Las manos atadas de la ONU son el reflejo de cómo anda el orden mundial, mientras la justicia y la observancia de las normas de convivencia en el orbe sufren el ultraje

Autor:

Marina Menéndez Quintero

La muerte impune en Gaza restará alegría a los brindis esta noche. Cierra 2023 con un manto de luto que ha puesto en la palestra las muchas deudas con que el mundo recibe el nuevo año.

La inoperancia de la comunidad internacional para detener un crimen convertido en masacre contra una población entera, confirma que los postulados de la ONU serán agua de borrajas mientras no se cambien las reglas dentro del sistema de Naciones Unidas; esas que han otorgado a Estados Unidos la oportunidad de sostener al agresor, su aliado, gracias al poder del veto.
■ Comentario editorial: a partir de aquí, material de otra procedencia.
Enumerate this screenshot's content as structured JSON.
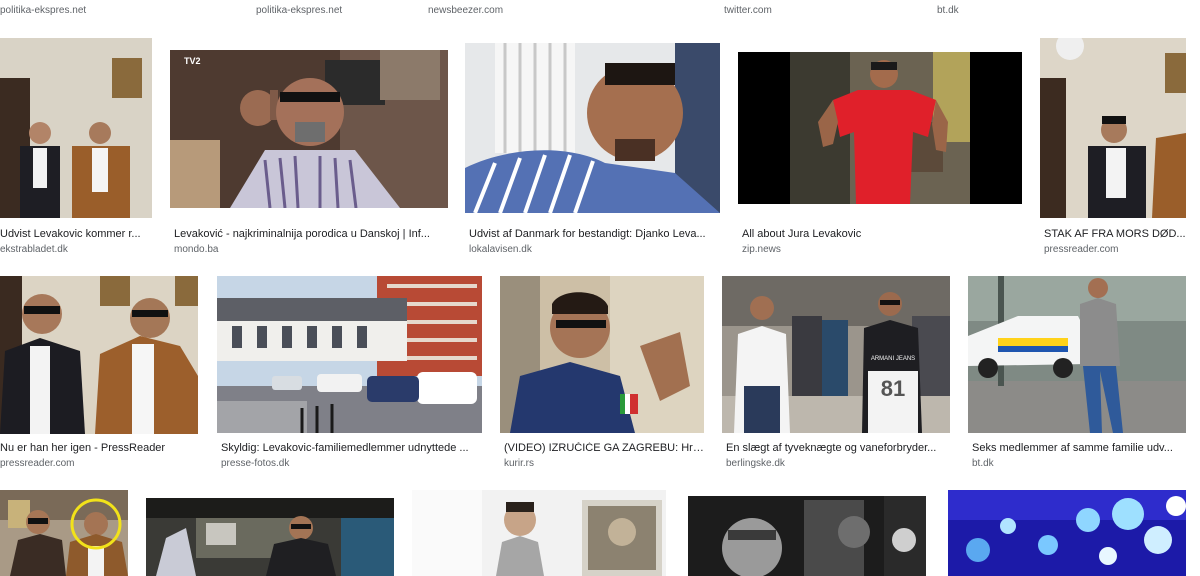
{
  "top_sources": [
    "politika-ekspres.net",
    "politika-ekspres.net",
    "newsbeezer.com",
    "twitter.com",
    "bt.dk"
  ],
  "rows": [
    {
      "items": [
        {
          "title": "Udvist Levakovic kommer r...",
          "source": "ekstrabladet.dk"
        },
        {
          "title": "Levaković - najkriminalnija porodica u Danskoj | Inf...",
          "source": "mondo.ba"
        },
        {
          "title": "Udvist af Danmark for bestandigt: Djanko Leva...",
          "source": "lokalavisen.dk"
        },
        {
          "title": "All about Jura Levakovic",
          "source": "zip.news"
        },
        {
          "title": "STAK AF FRA MORS DØD...",
          "source": "pressreader.com"
        }
      ]
    },
    {
      "items": [
        {
          "title": "Nu er han her igen - PressReader",
          "source": "pressreader.com"
        },
        {
          "title": "Skyldig: Levakovic-familiemedlemmer udnyttede ...",
          "source": "presse-fotos.dk"
        },
        {
          "title": "(VIDEO) IZRUČIĆE GA ZAGREBU: Hrv...",
          "source": "kurir.rs"
        },
        {
          "title": "En slægt af tyveknægte og vaneforbryder...",
          "source": "berlingske.dk"
        },
        {
          "title": "Seks medlemmer af samme familie udv...",
          "source": "bt.dk"
        }
      ]
    }
  ],
  "tv_logo": "TV2",
  "shirt_print": "ARMANI JEANS",
  "shirt_number": "81"
}
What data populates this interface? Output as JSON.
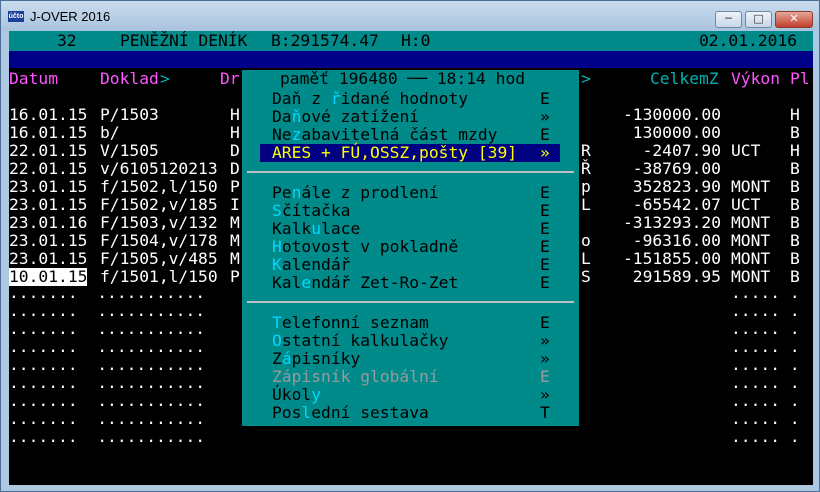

Las manos atadas de la ONU son precisamente el reflejo de cómo anda el orden mundial: el atascamiento de sus facultades en torno a Gaza deja lecciones que es preciso anotar, porque mañana podría ser cualquiera de nosotros. La humanidad sigue mirando horrorizada, pero impotente, la tragedia. 

Otra vez, la justicia y la observancia de las normas de la convivencia internacional están siendo ultrajadas, y el respeto a los derechos humanos vuelve a ser letra muerta. Ello demuestra que las convenciones no bastan para asegurarlos mientras las potencias sigan aplicando el doble rasero.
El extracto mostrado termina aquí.